What the heck? Can someone explain this problem above in greater detail. I know that tan^-1 is the inverse of tan but without understanding what tangent actually is that doesn't help me much. Also, how do you calculate this to get the answer? I have looked at a ton of online sources but can't seem to find any answers to my questions.

 

[DiracRules]

Have you done trigonometry?

I don't understand if your problem is with the tangent -trigonometric function- or the tangent -the line on a graph. I'll try explaining both.

The latter:
take a curve. Fix one point on it, let it be P. Then, fix another point, let's say S. Draw the straight line connecting P to S (called secant). Then, move S until it overlaps P. The line you drew will move along with S. When S overlaps P, the line (now called tangent) will touch the curve in one and only point (P) - at least, the intersection will be one looking near P, but it can intersect the curve in other points.
http://en.wikipedia.org/wiki/Tangent" on wiki.

As regards the trigonometric function, in a right triangle, the tangent of an angle (not the right angle, however) is the ratio between the opposite and the adjacent sides.
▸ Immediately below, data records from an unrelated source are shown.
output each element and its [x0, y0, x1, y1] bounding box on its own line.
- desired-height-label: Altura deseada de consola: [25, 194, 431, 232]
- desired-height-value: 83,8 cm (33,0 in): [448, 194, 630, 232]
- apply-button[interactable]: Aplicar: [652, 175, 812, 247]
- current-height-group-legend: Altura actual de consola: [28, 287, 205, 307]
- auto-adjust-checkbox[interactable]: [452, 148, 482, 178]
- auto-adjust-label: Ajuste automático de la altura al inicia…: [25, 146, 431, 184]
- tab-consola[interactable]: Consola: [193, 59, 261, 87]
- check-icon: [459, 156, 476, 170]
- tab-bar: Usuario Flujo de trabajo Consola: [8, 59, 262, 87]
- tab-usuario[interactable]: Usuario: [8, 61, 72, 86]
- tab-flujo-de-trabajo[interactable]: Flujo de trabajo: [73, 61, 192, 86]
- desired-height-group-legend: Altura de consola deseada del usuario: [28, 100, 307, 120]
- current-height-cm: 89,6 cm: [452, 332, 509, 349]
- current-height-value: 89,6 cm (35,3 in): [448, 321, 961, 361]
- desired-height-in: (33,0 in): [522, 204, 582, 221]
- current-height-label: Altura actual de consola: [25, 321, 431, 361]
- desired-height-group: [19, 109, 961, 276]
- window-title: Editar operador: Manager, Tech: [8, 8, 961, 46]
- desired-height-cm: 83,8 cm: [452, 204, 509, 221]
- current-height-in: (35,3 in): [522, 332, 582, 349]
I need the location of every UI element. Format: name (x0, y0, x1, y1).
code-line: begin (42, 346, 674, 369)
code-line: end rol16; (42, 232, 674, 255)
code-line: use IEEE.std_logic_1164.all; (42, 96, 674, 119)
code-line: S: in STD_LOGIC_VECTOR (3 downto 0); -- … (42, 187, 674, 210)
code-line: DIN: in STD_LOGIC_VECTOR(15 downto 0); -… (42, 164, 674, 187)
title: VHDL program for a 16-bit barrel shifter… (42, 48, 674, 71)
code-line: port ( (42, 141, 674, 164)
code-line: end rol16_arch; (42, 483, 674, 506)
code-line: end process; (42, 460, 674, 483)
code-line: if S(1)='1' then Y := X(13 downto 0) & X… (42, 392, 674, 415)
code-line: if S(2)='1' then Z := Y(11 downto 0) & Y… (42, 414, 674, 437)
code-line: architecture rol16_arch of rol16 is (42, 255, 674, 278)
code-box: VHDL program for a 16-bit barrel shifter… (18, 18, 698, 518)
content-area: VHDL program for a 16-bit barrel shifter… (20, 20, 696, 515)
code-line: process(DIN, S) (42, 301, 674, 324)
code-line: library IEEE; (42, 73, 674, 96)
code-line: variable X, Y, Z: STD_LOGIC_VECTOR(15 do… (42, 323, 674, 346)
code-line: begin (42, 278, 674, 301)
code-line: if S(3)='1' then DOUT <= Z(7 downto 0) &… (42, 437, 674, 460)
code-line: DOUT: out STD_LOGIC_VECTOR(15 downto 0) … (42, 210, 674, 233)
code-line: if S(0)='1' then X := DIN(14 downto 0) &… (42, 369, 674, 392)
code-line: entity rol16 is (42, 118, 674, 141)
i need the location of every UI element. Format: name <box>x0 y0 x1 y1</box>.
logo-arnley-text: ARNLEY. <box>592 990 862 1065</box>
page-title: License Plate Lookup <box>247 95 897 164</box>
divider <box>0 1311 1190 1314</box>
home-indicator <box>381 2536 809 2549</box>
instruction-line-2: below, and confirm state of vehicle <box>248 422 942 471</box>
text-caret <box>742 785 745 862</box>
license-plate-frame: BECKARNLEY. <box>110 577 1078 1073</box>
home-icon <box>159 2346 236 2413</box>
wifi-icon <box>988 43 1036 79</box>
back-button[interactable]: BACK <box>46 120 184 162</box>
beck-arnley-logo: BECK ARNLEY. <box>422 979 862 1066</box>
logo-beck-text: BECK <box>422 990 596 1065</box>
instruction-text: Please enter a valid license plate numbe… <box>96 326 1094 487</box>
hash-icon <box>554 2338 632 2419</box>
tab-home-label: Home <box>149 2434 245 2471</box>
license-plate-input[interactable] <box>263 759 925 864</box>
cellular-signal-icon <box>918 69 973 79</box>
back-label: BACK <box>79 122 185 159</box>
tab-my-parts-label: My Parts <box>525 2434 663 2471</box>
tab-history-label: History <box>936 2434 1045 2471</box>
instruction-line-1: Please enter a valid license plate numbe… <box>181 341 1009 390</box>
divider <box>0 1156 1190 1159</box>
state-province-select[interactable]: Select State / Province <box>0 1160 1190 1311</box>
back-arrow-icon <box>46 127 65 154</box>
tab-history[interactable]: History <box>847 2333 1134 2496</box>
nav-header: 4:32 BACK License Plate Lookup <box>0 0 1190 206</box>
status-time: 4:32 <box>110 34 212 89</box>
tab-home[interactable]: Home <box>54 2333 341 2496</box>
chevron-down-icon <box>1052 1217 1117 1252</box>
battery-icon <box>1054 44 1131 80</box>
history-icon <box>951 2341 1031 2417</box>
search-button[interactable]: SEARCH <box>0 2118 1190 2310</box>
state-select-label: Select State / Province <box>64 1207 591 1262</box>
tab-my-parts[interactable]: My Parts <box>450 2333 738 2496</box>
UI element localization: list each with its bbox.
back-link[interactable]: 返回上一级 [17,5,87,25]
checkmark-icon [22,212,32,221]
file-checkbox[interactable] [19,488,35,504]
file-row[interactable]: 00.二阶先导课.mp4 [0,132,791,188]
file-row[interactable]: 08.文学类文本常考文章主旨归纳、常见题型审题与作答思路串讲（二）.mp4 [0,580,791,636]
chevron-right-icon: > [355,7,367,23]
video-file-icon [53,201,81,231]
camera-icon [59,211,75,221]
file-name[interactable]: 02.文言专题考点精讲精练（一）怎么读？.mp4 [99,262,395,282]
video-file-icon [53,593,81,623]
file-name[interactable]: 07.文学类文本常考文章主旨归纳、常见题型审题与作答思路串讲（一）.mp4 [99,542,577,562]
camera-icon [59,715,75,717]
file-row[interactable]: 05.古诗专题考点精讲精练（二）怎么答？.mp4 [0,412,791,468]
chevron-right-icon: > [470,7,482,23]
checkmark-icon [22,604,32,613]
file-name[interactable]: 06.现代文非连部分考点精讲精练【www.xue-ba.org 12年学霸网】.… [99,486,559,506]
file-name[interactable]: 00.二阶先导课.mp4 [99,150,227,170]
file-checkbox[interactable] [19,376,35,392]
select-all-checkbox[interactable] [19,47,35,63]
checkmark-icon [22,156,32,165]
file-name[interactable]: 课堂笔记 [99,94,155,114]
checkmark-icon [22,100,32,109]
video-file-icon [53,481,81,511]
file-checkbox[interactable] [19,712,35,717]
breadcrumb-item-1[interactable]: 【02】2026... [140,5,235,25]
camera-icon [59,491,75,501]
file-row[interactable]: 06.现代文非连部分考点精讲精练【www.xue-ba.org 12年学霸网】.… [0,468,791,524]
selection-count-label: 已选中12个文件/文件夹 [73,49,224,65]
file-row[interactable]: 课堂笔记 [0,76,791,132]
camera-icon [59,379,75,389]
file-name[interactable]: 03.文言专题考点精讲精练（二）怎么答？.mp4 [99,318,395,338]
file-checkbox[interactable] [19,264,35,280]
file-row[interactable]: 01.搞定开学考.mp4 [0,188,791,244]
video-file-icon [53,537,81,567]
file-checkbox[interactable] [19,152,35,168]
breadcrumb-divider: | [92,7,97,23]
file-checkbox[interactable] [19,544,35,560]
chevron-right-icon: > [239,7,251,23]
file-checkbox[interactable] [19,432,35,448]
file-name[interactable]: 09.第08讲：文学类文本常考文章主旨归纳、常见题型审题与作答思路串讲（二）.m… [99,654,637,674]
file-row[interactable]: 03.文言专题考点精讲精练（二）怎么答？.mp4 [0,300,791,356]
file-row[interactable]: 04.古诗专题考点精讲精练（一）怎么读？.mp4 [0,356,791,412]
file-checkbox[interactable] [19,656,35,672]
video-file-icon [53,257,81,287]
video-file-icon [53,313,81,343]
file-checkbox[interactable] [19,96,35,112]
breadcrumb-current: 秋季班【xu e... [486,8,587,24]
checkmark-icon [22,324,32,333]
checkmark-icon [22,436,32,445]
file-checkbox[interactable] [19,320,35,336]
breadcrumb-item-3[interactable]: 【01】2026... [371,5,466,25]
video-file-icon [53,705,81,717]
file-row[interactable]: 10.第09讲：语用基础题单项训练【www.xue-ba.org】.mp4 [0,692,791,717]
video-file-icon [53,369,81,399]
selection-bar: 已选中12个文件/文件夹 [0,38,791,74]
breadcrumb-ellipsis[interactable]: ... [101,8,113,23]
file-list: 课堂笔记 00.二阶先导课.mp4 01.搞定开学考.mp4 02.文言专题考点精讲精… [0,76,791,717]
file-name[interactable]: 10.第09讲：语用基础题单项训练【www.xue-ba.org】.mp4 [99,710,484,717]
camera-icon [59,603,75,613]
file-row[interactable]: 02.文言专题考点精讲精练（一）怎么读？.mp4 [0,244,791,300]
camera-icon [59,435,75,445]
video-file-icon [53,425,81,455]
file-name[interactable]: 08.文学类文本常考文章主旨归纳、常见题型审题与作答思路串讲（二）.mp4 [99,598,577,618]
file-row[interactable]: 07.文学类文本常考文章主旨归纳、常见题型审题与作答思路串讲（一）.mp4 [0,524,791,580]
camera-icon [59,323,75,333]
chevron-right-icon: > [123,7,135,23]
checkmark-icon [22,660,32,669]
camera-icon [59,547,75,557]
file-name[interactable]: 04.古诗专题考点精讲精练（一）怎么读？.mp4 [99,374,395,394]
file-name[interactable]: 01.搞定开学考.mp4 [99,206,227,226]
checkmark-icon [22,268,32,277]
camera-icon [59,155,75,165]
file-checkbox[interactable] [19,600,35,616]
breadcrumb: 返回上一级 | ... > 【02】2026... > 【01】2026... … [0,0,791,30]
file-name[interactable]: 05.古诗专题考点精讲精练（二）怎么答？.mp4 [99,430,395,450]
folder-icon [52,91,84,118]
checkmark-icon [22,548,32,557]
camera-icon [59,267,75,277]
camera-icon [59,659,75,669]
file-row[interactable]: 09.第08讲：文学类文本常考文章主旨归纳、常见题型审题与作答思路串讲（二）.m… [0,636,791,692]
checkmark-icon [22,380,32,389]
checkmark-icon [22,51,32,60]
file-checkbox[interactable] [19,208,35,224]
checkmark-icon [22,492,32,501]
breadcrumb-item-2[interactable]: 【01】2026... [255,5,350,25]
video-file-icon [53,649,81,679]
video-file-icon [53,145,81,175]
So, when it says that the slope is the tangent of the angle of inclination, it means that is the tangent of the angle of inclination of the tangent on the curve. The slope is the tangent of θ because the evaluation of the slope (\frac{y_2-y_1}{x_2-x_1}) can be seen as the ratio between the two catheti of the triangle made by the x axis, the tangent and the height of the tangent in the point you are considering.

Sorry for my bad english, but I've never studied geometry in english, so I don't know the specific language :D Hope you understand and that it is ok!

 

[ObsoleteBacon]

Thank you for the answer it helped a lot. I wasnt sure whether it was telling me to use the first or second way, but now i know its the trigonometric way (i think i spelled that right)